Grand débat national : Et maintenant ?

Publié le 20/03/2019

La première phase du grand débat national s’est achevée ce 15 mars. Des deux derniers mois, on retiendra ces chiffres : 10 000 réunions locales, auxquelles ont participé près de 500 000 personnes, 16 000 cahiers de doléances mis à la disposition des citoyens dans les mairies, 1,6 million de contributions… preuve s’il en était besoin, de la soif de démocratie participative qui anime le pays. 

On retiendra également que parmi ces contributions, dix-neuf organisations, dont la CFDT, ont choisi de porter ensemble leur « pacte du pouvoir de vivre », une plateforme de 66 propositions donnant à voir un projet de société qui allie préoccupation écologique et progrès social.

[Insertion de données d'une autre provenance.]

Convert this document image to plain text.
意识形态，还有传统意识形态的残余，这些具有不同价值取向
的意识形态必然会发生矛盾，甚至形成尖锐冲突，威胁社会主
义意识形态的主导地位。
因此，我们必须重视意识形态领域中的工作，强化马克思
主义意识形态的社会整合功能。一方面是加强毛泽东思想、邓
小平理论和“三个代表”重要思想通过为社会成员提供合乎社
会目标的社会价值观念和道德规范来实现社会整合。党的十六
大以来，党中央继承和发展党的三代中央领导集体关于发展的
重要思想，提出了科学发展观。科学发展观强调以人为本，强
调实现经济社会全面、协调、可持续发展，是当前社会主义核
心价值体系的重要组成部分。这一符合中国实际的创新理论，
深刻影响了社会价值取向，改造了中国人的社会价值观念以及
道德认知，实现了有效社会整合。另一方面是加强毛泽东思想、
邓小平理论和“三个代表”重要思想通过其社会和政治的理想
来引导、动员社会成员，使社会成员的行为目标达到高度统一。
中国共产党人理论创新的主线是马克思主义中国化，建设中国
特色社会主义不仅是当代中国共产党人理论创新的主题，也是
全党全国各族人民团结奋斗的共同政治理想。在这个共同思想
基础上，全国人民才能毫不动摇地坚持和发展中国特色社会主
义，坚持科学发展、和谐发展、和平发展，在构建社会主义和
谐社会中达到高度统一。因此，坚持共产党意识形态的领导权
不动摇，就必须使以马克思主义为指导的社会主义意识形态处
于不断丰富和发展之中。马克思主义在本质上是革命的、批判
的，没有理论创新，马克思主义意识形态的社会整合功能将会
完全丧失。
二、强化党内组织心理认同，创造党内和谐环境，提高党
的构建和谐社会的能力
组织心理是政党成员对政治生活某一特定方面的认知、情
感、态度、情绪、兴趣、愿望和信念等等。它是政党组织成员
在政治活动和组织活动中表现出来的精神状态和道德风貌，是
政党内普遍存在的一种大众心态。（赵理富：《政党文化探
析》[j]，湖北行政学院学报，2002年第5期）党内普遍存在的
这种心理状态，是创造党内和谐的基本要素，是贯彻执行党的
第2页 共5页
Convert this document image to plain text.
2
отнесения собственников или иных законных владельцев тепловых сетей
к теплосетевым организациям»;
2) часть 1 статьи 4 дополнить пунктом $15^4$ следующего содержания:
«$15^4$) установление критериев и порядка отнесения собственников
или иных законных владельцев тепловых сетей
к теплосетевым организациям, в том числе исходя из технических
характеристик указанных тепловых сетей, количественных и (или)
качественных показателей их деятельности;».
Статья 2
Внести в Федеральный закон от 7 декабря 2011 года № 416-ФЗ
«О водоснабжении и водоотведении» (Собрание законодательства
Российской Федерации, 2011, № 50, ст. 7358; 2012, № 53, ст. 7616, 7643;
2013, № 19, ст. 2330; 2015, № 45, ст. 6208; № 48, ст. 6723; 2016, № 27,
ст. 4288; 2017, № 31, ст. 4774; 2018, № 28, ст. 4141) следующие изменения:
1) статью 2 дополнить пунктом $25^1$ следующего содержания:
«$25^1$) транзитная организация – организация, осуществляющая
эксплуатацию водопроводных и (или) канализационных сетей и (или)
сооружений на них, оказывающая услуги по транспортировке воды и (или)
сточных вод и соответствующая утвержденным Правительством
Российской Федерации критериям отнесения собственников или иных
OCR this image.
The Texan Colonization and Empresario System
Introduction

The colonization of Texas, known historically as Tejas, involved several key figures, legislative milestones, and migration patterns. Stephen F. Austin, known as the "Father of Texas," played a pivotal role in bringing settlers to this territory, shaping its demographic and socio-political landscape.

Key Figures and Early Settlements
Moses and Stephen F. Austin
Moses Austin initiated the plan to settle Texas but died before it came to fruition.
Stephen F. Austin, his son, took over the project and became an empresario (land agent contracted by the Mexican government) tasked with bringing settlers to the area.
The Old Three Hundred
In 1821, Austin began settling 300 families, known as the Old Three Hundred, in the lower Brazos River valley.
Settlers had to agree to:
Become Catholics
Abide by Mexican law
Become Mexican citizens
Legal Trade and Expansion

Dans la dernière ligne droite de cette consultation citoyenne à grande échelle, ces mêmes organisations ont participé, les 11 et 13 mars, aux conférences nationales organisées par le gouvernement. Réunissant associations, partenaires sociaux et associations d’élus locaux, ces conférences ont tourné autour des quatre thèmes du grand débat – transition écologique, démocratie et citoyenneté, services publics et fiscalité. La CFDT y était présente (contrairement à d’autres syndicats…) pour porter, débattre et confronter ses propositions. Certaines semblent d’ailleurs faire consensus : le renforcement de la démocratie sur les lieux de travail et de la participation des citoyens aux décisions, la mise en place d’un socle commun de services publics dans les territoires ou encore la nécessité d’une réforme fiscale plus juste et plus progressive.

Un mois pour trancher

Que faire, désormais, de cette multitude de contributions citoyennes ? Édouard Philippe a demandé « une phase de digestion » afin d’analyser ces propositions. L’exécutif se laisse un mois pour en tirer les conclusions et donner « les grands axes de réponse ». Mais certaines annonces pourraient ouvrir des chantiers sur le long terme, sous différentes formes : projet de loi, référendum, Grenelle social… Cette dernière piste est toujours réclamée par la CFDT, selon qui les conférences nationales de ces derniers jours ne sauraient suffire à prendre en compte les attentes de la société civile organisée. « Avec les signataires du pacte, nous avons démontré la maturité de la société civile à dépasser la diversité des intérêts de chacune des organisations. Il nous appartient de le faire vivre pour maintenir ce rapport de force et ne pas laisser l’exécutif décider seul des conclusions du grand débat », plaide la première force syndicale du pays.